The result: Almost seven out of ten respondents – 69.9 percent – had taken at least one performance-enhancing drug in the past twelve months. The most common were caffeinated drinks such as coffee and energy drinks: 64.2 percent of those surveyed stated that they had consumed these in the past twelve months with the express aim of improving performance. Also relatively common is the use of freely available dietary supplements and home remedies such as gingko preparations – around 31.7 percent use such products.

Such stimulants are particularly common among young and middle-aged people: “In order to improve their performance, people aged 35 to 44 and younger people consume caffeinated drinks and caffeine tablets significantly more often than older people,” reports senior author Guido Mehlkop from the University of Erfurt .

The proportion of those who take prescription drugs such as modafinil, methylphenidate, antidepressants or beta-blockers to improve performance, even though they are healthy, is significantly lower: 3.7 percent of those surveyed said they were currently taking prescription drugs without medical necessity, which corresponds to around 2.5 million users. According to the researchers, this means that slightly more people are using such drugs than in previous studies.

“Of these people, almost one in three stated that they had used such funds 40 or more times within a year,” says Sattler. Around 40 percent of those surveyed do not fundamentally reject the future use of such drugs to improve performance. “This number surprised us. There seems to be a great willingness to take performance-enhancing drugs for which there is no medical need,” said the researcher.

However, only a few respondents – 1.4 percent – admitted to having taken illegal drugs such as cocaine or amphetamines. 4.1 percent had taken cannabis in the past twelve months, presumably to regain their performance by reducing stress or to stimulate creativity, as the team explains. These included primarily young male adults under the age of 34.

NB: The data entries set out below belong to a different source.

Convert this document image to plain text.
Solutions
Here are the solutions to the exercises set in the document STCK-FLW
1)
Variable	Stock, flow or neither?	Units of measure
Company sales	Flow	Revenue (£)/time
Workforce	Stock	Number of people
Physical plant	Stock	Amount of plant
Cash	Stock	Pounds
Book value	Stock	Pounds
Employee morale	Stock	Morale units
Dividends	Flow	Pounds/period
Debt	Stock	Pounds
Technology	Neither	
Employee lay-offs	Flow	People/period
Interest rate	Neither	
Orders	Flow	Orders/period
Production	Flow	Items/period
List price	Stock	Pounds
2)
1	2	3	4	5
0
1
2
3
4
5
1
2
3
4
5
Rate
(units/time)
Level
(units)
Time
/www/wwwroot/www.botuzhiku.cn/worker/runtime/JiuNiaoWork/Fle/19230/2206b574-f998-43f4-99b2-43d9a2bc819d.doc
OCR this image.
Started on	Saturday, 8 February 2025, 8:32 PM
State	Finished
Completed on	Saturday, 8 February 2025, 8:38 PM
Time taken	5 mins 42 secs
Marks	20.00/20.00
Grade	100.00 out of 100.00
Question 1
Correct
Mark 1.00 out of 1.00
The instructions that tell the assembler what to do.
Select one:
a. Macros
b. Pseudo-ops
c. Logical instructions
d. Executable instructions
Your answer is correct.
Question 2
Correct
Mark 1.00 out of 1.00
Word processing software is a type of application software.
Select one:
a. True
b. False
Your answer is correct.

Also interesting: According to the data, prescription neuro-enhancers are more likely to be taken by very young or older people in Germany. “We ask ourselves why this is,” says Mehlkop. “In older people, it could be assumed that their mental performance is declining and they want to compensate for this in order to continue to meet the demands of their job.” In young adults, such as students, there could be pressure to perform be responsible for the trend towards brain doping.

But this does not always have the desired effect: “Medicines with the active ingredients modafinil or methylphenidate, which are prescribed for daytime sleepiness and attention deficit hyperactivity disorder (ADHD), among other things, can also support individual aspects of cognitive performance in healthy people,” says co-author Uwe Fuhr from the Cologne University Hospital. “But not everything that is currently swallowed has the desired effect.” In addition, such drugs can lead to side effects such as nausea, high blood pressure and sleep disorders.

The original for this article “More and more people are using prescription drugs as “brain doping”” comes from scinexx.